What happens when we make a choice? An important choice, the kind He will judge us for?
C.S. Lewis writes about his own experience:
The odd thing was that before God closed in on me, I was in fact offered what now appears a moment of wholly free choice. In a sense. I was going up Headington Hill on the top of a bus. Without words and (I think) almost without images, a fact about myself was somehow presented to me. I became aware that I was holding something at bay, or shutting something out. Or, if you like, that I was wearing some stiff clothing, like corsets, or even a suit of armour, as if I were a lobster. I felt myself being, there and then, given a free choice. I could open the door or keep it shut; I could unbuckle the armour or keep it on. Neither choice was presented as a duty; no threat or promise was attached to either, though I knew that to open the door or to take off the corset meant the incalculable. The choice appeared to be momentous but it was also strangely unemotional. I was moved by no desires or fears. In a sense I was not moved by anything. I chose to open, to unbuckle, to loosen the rein. I say, “I chose,” yet it did not really seem possible to do the opposite. On the other hand, I was aware of no motives. You could argue that I was not a free agent, but I am more inclined to think this came nearer to being a perfectly free act than most that I have ever done. Necessity may not be the opposite of freedom, and perhaps a man is most free when, instead of producing motives, he could only say, ‘I am what I do.’”

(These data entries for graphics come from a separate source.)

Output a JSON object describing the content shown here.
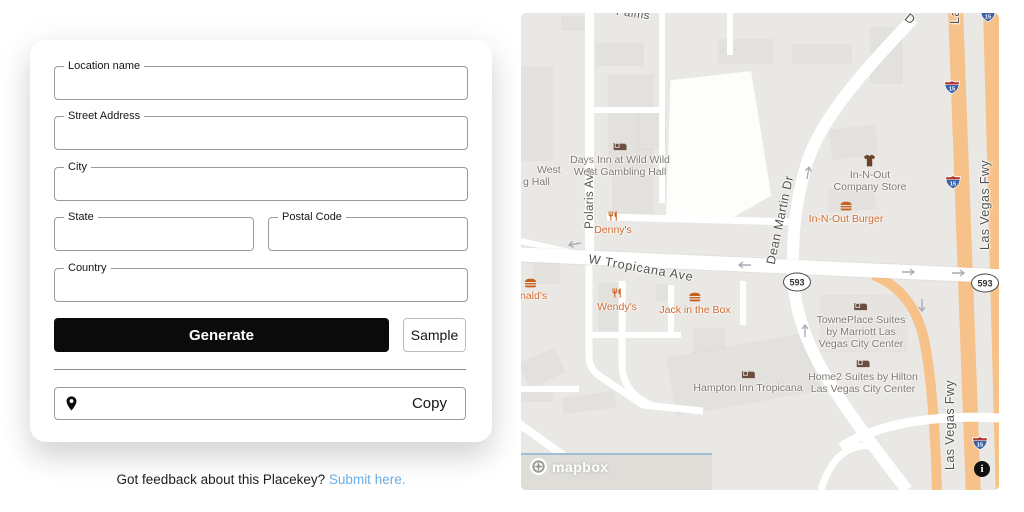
{
  "form": {
    "fields": [
      {
        "label": "Location name",
        "value": ""
      },
      {
        "label": "Street Address",
        "value": ""
      },
      {
        "label": "City",
        "value": ""
      },
      {
        "label": "State",
        "value": ""
      },
      {
        "label": "Postal Code",
        "value": ""
      },
      {
        "label": "Country",
        "value": ""
      }
    ],
    "generate_label": "Generate",
    "sample_label": "Sample",
    "copy_label": "Copy",
    "result_value": ""
  },
  "feedback": {
    "text": "Got feedback about this Placekey? ",
    "link": "Submit here.",
    "link_color": "#68ade6"
  },
  "map": {
    "streets": {
      "palms": "Palms",
      "polaris": "Polaris Ave",
      "tropicana": "W Tropicana Ave",
      "dean_martin": "Dean Martin Dr",
      "dean_martin_partial": "D",
      "las_vegas_fwy": "Las Vegas Fwy"
    },
    "shields": {
      "interstate": "15",
      "state_route": "593"
    },
    "pois": [
      {
        "id": "days-inn",
        "type": "lodging",
        "lines": [
          "Days Inn at Wild Wild",
          "West Gambling Hall"
        ]
      },
      {
        "id": "gambling-hall-partial",
        "type": "lodging",
        "lines": [
          "West",
          "g Hall"
        ]
      },
      {
        "id": "dennys",
        "type": "restaurant",
        "lines": [
          "Denny's"
        ]
      },
      {
        "id": "in-n-out-company-store",
        "type": "shop",
        "lines": [
          "In-N-Out",
          "Company Store"
        ]
      },
      {
        "id": "in-n-out-burger",
        "type": "fastfood",
        "lines": [
          "In-N-Out Burger"
        ]
      },
      {
        "id": "mcdonalds-partial",
        "type": "fastfood",
        "lines": [
          "nald's"
        ]
      },
      {
        "id": "wendys",
        "type": "restaurant",
        "lines": [
          "Wendy's"
        ]
      },
      {
        "id": "jack-in-the-box",
        "type": "fastfood",
        "lines": [
          "Jack in the Box"
        ]
      },
      {
        "id": "towneplace-suites",
        "type": "lodging",
        "lines": [
          "TownePlace Suites",
          "by Marriott Las",
          "Vegas City Center"
        ]
      },
      {
        "id": "home2-suites",
        "type": "lodging",
        "lines": [
          "Home2 Suites by Hilton",
          "Las Vegas City Center"
        ]
      },
      {
        "id": "hampton-inn",
        "type": "lodging",
        "lines": [
          "Hampton Inn Tropicana"
        ]
      }
    ],
    "attribution": {
      "wordmark": "mapbox",
      "info_label": "i"
    },
    "colors": {
      "background": "#eae8e4",
      "road": "#ffffff",
      "freeway": "#f7c289",
      "building": "#e3e1dd",
      "poi_food": "#cf6a2e",
      "poi_lodging": "#7e7970",
      "street_label": "#54524e"
    }
  }
}
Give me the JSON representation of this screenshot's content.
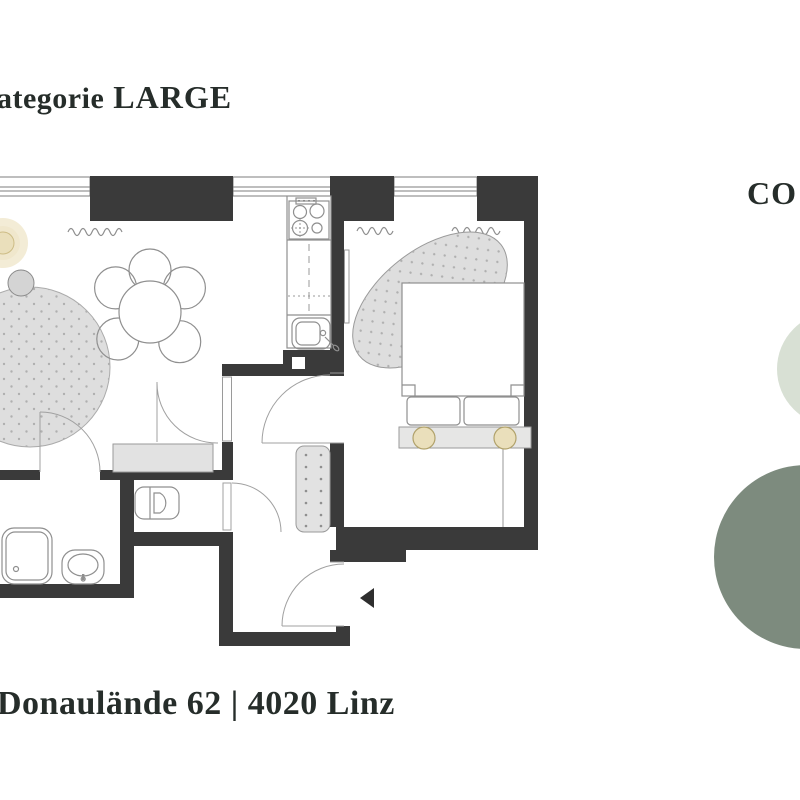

C.S. Lewis, Surprised by Joy.
Is Lewis right? It seems to me he is. If so, Mormons have quite a bit of thinking to do, since choice is a pillar of our philosophy.
The libertarian free will movement is wrong is this experience of choice is right. Because if choice is as Lewis describes, what is the moral content of the choice? How can the choice be condemned if it wasn’t free? But compatabilist free will is also wrong, since a choice without motives doesn’t say anything meaningful about my morality.
I don’t hope for an answer. The entire ramifying discipline of psychology can be understood as a study of choice. More has been written and said on the subject–more will probably be written or said on the subject this year–than even a professional psychologist can assimilate.
The eye cannot behold itself The scriptures don’t tell us what choice is. They just tell us to choose.